Als ich wieder zu mir kam, lag ich auf dem Boden. Jemand legte mir etwas Feuchtes auf die Stirn.

»Geht es Ihnen gut?«

Über mich gebeugt war ein Mann, er mochte fünfundvierzig Jahre alt sein, vielleicht auch über fünfzig. Er trug ein kariertes Hemd, eine schlichte Hose, wie sie der Arbeiter trägt. Diesmal wusste ich, welche Frage ich zuerst stellen würde.

»Welches Datum haben wir?«

»Den mmmh – 29. August. Nein, halt, den 30.«

»Welches Jahr, Mann«, krächzte ich, mich aufsetzend. Der feuchte Lappen fiel mir unschön in den Schoß.

Der Mann sah mich stirnrunzelnd an.

»2011«, sagte er und musterte meinen Rock, »was haben Sie gedacht? 1945?«

Ich suchte nach einer passenden Entgegnung, richtete mich dann aber lieber auf.

»Sie sollten vielleicht noch etwas liegen bleiben«, sagte der Mann, »oder sich hinsetzen. Ich habe einen Sessel im Kiosk.«

Ich wollte zunächst sagen, dass ich für Entspannung keine Zeit hatte, musste aber einsehen, dass meine Beine noch zu sehr zitterten. Also folgte ich ihm in seinen Kiosk. Er selbst nahm auf einem Stuhl in der Nähe des kleinen Verkaufsfensters Platz und sah mich an.

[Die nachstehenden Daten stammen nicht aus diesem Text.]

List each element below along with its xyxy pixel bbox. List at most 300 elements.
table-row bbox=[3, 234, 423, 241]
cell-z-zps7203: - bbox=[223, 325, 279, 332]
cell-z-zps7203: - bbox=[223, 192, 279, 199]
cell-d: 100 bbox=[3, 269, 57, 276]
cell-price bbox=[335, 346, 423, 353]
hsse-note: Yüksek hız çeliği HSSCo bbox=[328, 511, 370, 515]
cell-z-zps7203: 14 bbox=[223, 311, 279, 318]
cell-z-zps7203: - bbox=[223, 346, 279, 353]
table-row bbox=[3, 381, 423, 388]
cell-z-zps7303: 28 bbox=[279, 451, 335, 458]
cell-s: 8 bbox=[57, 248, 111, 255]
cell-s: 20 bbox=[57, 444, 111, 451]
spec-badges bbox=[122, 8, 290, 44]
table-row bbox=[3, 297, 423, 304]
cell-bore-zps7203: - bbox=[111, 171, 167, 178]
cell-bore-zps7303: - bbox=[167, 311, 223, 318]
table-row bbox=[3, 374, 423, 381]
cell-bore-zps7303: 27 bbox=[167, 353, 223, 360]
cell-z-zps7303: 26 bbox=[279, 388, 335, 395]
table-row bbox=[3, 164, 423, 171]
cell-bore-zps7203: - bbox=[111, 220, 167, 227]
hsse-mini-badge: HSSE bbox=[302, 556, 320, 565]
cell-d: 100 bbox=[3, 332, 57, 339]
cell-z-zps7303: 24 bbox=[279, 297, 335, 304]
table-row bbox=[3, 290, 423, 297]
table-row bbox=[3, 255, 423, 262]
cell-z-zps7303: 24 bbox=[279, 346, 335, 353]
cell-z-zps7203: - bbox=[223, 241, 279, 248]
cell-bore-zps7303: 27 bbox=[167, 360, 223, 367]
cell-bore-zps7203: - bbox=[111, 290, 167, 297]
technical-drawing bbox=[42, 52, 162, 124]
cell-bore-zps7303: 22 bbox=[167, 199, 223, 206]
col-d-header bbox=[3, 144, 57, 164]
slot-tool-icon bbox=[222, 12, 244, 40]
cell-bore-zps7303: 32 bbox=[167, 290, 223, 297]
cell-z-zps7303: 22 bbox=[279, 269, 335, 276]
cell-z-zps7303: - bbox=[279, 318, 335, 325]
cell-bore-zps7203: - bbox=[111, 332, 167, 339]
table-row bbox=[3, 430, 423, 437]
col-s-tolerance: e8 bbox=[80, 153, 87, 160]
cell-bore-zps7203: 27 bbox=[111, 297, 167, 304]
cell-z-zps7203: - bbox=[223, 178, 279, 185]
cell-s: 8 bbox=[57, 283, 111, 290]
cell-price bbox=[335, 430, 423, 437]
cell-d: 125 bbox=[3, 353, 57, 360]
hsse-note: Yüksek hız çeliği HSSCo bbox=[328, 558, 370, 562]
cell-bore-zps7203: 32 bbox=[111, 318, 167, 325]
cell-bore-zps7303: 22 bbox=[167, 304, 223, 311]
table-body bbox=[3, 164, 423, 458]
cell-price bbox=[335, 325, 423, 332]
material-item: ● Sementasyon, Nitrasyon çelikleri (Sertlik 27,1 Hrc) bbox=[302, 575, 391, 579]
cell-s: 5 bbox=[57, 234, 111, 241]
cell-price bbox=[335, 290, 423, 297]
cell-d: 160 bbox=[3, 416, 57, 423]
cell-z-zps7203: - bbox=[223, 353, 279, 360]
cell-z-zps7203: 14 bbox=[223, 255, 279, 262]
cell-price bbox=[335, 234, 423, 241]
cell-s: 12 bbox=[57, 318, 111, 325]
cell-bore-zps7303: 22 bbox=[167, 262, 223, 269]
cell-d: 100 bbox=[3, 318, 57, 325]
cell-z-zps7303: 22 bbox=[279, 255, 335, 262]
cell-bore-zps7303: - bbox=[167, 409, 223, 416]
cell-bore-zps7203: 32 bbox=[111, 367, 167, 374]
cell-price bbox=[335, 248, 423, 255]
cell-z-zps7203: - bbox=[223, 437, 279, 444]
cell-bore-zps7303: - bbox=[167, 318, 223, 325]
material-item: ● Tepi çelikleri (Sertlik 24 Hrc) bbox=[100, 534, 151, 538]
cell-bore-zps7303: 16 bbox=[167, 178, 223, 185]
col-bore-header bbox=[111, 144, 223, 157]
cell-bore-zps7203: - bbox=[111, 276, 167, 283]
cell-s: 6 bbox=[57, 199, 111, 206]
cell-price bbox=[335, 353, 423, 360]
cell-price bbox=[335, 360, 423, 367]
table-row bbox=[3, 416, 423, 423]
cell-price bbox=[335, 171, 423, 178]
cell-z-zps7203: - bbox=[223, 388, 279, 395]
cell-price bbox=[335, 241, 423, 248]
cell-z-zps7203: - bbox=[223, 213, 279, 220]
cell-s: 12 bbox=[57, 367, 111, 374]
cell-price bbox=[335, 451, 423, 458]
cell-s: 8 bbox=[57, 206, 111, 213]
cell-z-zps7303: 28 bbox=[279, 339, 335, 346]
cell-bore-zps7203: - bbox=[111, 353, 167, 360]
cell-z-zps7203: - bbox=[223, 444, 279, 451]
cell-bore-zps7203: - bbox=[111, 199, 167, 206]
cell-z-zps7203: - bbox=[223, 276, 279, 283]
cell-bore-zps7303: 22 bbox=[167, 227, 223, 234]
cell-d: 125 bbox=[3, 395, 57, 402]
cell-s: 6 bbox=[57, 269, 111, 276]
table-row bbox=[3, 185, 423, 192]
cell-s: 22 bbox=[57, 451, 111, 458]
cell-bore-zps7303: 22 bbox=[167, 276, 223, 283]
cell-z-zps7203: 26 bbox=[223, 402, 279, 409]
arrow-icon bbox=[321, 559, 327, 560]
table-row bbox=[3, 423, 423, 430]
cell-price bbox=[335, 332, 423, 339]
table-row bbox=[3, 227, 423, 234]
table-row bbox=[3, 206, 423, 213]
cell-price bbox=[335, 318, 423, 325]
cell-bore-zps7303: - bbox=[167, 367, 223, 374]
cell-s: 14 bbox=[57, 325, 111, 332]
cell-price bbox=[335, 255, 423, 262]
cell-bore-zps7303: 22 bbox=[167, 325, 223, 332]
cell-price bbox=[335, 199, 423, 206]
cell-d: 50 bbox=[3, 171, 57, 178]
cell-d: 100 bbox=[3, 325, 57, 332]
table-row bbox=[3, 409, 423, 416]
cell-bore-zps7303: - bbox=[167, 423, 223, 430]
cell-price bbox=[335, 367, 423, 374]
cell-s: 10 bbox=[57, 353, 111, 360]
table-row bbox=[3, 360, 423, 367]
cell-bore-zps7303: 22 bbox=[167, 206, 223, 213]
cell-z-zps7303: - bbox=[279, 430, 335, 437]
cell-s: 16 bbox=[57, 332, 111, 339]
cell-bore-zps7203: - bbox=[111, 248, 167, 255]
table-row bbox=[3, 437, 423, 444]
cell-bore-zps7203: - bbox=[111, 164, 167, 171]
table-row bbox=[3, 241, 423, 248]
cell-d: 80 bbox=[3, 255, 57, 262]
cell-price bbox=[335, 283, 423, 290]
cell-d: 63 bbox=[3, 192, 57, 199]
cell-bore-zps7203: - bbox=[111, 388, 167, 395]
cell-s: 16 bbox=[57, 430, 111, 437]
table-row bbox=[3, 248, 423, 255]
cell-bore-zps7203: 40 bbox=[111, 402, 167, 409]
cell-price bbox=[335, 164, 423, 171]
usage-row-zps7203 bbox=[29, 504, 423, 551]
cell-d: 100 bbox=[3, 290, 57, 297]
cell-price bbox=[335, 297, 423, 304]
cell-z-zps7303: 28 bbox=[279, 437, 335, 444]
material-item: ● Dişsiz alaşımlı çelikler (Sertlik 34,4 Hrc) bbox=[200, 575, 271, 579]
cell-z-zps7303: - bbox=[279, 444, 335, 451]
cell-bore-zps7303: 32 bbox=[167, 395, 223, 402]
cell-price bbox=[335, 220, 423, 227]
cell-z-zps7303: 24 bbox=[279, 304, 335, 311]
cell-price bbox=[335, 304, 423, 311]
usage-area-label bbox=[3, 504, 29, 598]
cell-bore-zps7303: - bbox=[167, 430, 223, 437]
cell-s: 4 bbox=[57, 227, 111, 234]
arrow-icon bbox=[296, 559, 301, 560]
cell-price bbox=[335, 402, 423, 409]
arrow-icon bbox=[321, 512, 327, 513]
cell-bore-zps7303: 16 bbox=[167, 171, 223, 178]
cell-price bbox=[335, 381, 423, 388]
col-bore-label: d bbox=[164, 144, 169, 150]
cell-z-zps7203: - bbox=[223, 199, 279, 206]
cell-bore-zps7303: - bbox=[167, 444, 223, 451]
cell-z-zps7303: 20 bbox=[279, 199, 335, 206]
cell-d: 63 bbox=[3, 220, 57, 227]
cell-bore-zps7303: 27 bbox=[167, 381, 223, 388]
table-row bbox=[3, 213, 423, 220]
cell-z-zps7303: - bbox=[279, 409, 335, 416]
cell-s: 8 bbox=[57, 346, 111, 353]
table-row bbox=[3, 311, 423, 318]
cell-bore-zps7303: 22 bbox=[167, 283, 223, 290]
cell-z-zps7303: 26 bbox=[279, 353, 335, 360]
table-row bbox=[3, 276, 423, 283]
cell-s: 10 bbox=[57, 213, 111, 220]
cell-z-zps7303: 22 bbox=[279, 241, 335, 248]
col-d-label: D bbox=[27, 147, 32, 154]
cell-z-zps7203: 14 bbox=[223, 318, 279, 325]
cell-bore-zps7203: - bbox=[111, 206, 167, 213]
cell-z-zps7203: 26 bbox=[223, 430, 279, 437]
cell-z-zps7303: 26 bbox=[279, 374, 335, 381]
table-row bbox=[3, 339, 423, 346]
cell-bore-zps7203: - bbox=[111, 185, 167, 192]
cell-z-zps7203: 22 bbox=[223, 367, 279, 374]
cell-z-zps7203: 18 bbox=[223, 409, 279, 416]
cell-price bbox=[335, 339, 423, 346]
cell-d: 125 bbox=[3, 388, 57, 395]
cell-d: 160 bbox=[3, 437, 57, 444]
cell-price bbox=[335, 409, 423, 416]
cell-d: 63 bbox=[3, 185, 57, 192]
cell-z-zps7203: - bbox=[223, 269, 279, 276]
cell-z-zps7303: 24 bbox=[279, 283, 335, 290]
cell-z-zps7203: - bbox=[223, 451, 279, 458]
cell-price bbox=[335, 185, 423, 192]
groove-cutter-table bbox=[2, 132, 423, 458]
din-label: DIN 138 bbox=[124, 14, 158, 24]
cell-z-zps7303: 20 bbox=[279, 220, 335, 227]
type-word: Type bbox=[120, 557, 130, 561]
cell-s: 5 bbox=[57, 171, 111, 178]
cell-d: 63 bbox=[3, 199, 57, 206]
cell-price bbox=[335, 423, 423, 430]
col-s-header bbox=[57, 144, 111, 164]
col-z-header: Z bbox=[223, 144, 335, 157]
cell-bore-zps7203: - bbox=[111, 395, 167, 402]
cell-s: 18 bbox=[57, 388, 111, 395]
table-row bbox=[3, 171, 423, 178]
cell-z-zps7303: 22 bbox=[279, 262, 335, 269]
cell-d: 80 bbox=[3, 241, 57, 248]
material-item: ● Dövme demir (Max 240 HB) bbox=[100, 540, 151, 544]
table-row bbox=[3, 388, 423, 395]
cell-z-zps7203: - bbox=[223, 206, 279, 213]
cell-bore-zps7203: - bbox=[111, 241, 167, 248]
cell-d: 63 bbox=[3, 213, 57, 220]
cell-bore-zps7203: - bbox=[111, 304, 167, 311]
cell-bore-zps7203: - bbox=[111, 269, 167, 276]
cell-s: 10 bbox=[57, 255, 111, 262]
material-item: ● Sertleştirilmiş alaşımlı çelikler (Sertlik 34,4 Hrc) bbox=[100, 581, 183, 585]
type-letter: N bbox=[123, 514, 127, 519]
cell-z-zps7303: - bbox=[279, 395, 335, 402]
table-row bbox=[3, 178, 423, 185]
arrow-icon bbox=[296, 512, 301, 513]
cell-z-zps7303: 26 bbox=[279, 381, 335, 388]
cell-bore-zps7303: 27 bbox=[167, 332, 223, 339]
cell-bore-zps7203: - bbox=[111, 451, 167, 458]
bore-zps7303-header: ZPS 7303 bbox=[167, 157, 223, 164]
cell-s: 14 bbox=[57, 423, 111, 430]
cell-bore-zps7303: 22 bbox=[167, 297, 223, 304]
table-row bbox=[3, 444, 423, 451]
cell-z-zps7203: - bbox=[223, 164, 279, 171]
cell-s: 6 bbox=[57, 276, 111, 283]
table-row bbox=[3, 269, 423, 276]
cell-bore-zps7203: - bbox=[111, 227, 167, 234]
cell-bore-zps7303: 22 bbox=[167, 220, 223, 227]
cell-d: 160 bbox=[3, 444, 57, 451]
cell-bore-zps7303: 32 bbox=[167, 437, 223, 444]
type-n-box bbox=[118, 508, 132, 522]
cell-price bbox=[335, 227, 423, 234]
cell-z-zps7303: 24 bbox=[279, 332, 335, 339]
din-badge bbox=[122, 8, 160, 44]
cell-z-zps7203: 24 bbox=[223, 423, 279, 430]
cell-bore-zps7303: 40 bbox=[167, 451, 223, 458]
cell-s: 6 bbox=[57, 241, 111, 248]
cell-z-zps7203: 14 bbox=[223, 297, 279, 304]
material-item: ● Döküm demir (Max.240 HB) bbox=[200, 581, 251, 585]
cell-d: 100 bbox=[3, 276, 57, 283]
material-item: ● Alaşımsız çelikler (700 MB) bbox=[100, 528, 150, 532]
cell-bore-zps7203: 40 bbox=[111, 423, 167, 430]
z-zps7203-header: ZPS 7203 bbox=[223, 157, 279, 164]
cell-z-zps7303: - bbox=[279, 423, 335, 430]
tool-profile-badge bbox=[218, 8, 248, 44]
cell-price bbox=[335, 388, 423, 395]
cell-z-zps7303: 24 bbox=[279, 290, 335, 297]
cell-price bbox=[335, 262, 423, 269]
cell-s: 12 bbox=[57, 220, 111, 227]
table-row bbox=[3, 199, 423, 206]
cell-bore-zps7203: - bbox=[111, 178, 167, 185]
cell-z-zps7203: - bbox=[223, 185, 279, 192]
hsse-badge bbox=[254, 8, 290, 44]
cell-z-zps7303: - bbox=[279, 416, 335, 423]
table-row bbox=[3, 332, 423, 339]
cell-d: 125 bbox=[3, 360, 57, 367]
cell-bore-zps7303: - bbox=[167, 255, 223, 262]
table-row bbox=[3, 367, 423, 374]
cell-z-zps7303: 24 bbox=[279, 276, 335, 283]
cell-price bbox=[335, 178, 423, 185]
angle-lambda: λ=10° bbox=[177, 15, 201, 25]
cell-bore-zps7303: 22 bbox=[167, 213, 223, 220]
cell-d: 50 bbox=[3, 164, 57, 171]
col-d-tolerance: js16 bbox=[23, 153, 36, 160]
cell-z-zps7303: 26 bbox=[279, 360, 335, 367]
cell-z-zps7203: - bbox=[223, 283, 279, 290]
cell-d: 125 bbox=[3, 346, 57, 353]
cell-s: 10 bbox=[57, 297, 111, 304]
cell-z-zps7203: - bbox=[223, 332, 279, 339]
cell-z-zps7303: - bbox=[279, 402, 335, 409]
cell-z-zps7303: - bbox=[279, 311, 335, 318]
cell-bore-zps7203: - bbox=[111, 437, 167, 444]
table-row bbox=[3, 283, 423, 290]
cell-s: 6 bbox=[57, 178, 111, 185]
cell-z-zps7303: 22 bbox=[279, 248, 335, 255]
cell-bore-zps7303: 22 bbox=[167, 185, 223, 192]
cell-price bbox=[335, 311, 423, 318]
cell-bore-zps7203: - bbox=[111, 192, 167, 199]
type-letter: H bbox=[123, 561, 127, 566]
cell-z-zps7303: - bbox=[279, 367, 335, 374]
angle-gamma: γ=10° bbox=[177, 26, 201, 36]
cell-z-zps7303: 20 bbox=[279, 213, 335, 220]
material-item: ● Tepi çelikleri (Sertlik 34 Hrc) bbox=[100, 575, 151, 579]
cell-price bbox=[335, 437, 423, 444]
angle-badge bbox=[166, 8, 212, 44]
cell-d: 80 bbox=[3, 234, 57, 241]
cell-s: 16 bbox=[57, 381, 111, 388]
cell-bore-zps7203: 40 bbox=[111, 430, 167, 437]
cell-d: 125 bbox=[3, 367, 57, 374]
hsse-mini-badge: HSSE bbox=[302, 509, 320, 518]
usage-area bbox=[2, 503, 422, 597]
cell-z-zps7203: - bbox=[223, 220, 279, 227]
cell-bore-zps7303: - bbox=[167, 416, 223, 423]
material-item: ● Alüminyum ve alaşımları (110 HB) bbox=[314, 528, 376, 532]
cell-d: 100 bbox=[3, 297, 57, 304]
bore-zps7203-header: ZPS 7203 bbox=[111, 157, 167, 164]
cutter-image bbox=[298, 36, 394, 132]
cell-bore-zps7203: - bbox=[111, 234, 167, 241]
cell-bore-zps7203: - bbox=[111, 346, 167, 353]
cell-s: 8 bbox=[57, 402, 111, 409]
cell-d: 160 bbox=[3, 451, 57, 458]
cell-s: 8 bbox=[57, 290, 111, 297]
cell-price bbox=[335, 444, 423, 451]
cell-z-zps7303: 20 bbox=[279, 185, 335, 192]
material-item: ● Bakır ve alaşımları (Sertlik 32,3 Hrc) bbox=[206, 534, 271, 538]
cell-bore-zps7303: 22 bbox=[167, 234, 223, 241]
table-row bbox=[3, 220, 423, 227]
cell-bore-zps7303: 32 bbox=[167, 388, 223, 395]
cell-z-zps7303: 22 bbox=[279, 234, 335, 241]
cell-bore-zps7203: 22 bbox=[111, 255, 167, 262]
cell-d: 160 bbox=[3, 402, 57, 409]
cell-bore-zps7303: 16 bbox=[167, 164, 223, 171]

»Ein Schluck Wasser? Brauchen Sie etwas Schokolade? Einen Müsliriegel?«

Ich nickte, benommen. Er stand auf, holte eine Flasche Sprudel und goss mir davon in ein Glas. Aus einem Regal nahm er einen bunten Riegel, wohl eine Art eiserner Ration, in farbige Folie gehüllt. Er öffnete die Folie, entblößte etwas, das aussah wie industriell verpresstes Korn, und drückte es mir in die Hand. Die Versorgungsengpässe mit Brot schienen noch nicht behoben.